A procession has been making its way through the foreign offices of the world; it has passed through Russia, Brazil and even the UK. It has seen the establishment of diplomatic offices - one might even say embassies - but unusually there is no state whose diplomats might occupy them. Is this preliminary work for the unveiling of the newest United Nations member State? Perhaps, though most likely not; at least not yet.
This diplomatic procession is that of the Palestinian Authority (PA), which has been laying the foundations for its appeal to statehood at the UN General Assembly in September. There are 120 States that support its claim, but this is academic, considering the only relevant state that does not holds all the cards. The US has stated it intends to veto the decision in the Security Council, which it will. This doesn't mean that Palestine will not be declared a state at all, though without US backing it will not be a voting member of the UN.
That the PA has chosen to take this route is not surprising. Since 1995 Israel has reneged on almost all of its substantial obligations under "peace process" agreements. Furthermore the period between 1991 and the present has seen the inexorable increase of settler populations in the West Bank and East Jerusalem which every Israeli government, be they Likud or Labour has unashamedly endorsed both officially and tacitly. Since the expansion of settlements and all that comes with them are relegated to "final status negotiations" Israel has managed to effectively keep them off the agenda for 20 years.
The US and Israel - with no sense of irony - criticise the Palestinian appeal as unhelpful unilateralism, arguing that the "peace process" must resume before any such issue as Palestinian statehood can be fruitfully debated at the UN. This is the same UN which recognized the state of Israel at a time when its enduring presence and legitimacy was hardly without question.
Slavoj Zizek has noted of the "peace process" that, since those in the West Bank have made efforts to renounce violence, 'The land is stolen from the Palestinians even faster'. Negotiations mean the further encroachment of Israeli settlers into the 22% of Mandate Palestine within which they reside, further erosion of what little sovereign rights a future Palestinian state hopes to maintain, continuing impoverishment, unemployment and diminishing access to resources.
Further still, continuation of negotiations along the current precedent means the incremental empowerment of the corrupt and authoritarian PA. What that has been bequeathed to the Palestinian people in the last 20 years of this farce is of greater note than Israel's "partner for peace"? With its numerous Western-trained security agencies, its atrocious human rights record, its incompetence, its corruption and its collusion with the US and Israel in their internment.
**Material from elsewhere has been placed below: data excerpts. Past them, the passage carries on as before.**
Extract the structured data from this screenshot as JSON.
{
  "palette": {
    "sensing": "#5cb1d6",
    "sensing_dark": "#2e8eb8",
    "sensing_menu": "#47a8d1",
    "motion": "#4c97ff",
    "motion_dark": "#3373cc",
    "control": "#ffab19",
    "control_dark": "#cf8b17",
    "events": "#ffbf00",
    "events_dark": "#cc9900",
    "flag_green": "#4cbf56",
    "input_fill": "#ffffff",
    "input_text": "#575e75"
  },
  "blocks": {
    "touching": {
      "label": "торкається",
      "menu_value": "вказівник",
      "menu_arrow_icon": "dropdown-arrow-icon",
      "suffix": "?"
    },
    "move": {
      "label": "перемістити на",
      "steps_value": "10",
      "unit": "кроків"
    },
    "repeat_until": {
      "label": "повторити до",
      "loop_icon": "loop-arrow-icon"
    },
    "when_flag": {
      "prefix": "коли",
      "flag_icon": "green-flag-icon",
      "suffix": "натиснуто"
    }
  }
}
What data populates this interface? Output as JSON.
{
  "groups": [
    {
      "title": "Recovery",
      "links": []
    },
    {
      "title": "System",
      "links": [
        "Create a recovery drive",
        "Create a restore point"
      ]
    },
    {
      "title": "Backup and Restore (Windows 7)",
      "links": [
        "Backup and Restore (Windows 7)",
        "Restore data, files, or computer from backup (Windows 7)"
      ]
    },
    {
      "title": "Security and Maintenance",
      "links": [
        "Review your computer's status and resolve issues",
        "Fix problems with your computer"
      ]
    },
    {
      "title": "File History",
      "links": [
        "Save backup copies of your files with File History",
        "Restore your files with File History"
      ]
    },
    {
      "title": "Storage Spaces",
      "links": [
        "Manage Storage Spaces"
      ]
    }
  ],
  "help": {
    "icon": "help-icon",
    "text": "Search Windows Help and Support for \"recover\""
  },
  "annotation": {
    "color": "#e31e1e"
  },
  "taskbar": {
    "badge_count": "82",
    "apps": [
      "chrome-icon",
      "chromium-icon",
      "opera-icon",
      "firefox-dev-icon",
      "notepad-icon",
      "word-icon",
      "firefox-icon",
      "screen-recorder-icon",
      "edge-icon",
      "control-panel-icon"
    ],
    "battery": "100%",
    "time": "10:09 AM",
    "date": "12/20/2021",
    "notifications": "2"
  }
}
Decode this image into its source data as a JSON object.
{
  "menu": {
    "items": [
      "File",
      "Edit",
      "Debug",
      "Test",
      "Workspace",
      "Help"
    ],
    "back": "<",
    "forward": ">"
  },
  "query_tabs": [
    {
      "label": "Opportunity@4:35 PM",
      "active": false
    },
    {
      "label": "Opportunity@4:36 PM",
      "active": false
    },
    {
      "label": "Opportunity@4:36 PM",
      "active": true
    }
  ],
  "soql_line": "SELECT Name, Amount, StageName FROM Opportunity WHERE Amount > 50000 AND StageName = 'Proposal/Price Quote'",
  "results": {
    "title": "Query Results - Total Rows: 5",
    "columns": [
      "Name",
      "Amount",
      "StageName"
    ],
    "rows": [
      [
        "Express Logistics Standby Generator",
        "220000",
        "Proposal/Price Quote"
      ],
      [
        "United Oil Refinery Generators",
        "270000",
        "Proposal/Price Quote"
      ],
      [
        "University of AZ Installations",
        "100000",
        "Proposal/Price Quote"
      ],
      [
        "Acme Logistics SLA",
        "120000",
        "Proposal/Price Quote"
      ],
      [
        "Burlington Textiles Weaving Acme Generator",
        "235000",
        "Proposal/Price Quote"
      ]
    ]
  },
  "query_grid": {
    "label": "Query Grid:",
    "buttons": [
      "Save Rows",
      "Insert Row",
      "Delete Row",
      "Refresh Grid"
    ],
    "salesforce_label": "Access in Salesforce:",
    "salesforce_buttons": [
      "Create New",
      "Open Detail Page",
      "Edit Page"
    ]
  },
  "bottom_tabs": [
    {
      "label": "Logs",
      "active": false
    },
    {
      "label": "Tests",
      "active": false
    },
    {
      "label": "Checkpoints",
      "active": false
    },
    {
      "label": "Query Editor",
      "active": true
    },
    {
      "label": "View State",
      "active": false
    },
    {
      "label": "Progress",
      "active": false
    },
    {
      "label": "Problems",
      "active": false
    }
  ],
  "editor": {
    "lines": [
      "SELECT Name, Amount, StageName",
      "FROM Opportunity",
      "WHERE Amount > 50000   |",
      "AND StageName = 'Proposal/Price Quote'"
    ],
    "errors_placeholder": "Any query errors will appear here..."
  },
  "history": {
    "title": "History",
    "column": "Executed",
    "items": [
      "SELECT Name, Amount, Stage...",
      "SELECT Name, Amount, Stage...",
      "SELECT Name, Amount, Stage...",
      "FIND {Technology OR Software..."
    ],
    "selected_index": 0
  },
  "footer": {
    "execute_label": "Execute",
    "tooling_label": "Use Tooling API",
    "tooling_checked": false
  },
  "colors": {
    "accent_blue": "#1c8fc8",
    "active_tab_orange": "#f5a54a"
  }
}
The PA is hardly any more legitimate a government than other authoritarian regimes in the Middle East. The 'Tunis boys' have made a pretty place for themselves in the Bantustans: it even appears that now Hamas may return to the bosom of US-Israeli hegemony, from which they once suckled and later bit.
This is not to say there is a concerted plan or an unspoken agreement between Israel and the PA, but both sides of the political divide have been content to maintain the status quo since the end of the 2nd intifada.
The leak of negotiation documents painted a picture of Israeli intransience and rejectionism, of PA complicity and connivance with Israeli, US and European strategic designs. Yet were there protests against this? In the light of the widespread upheavals in the Middle East one wonders how the PA has managed to keep a lid on Palestine. But when we see how deep the influence and widespread the cooperation between the PA and Western intelligence agencies since 2001 perhaps it is not so surprising. Like Egypt and Yemen the PA is similarly embedded in the cobwebs of Western power and influence.
So what to make of the procession to the General Assembly at the UN? It would be cruel to say that it is just a publicity stunt - though publicity has its place. Noura Erakat thinks it could be just an exercise in manoeuvring on the part of the PA to gain some ground in renewed negotiations. If this is the case, and the same old rotten formula is trotted out again after September, then perhaps it will be fitting time for some days of rage in Ramallah. The Palestinian people need, and deserve, a genuinely popular leadership; the growth of civil society's efforts at combating the occupation in Palestine, Israel and throughout the rest of the world is a positive step.
The PA has spent the best part of 20 years getting nowhere besides the entrenchment of its regime. There need to be free and fair elections, as soon as is possible. If the progress to the UN can help mobilize a change in international recognition and further empower Palestinian and international civil society efforts to end the occupation, perhaps the PA can exit stage with a modicum of dignity.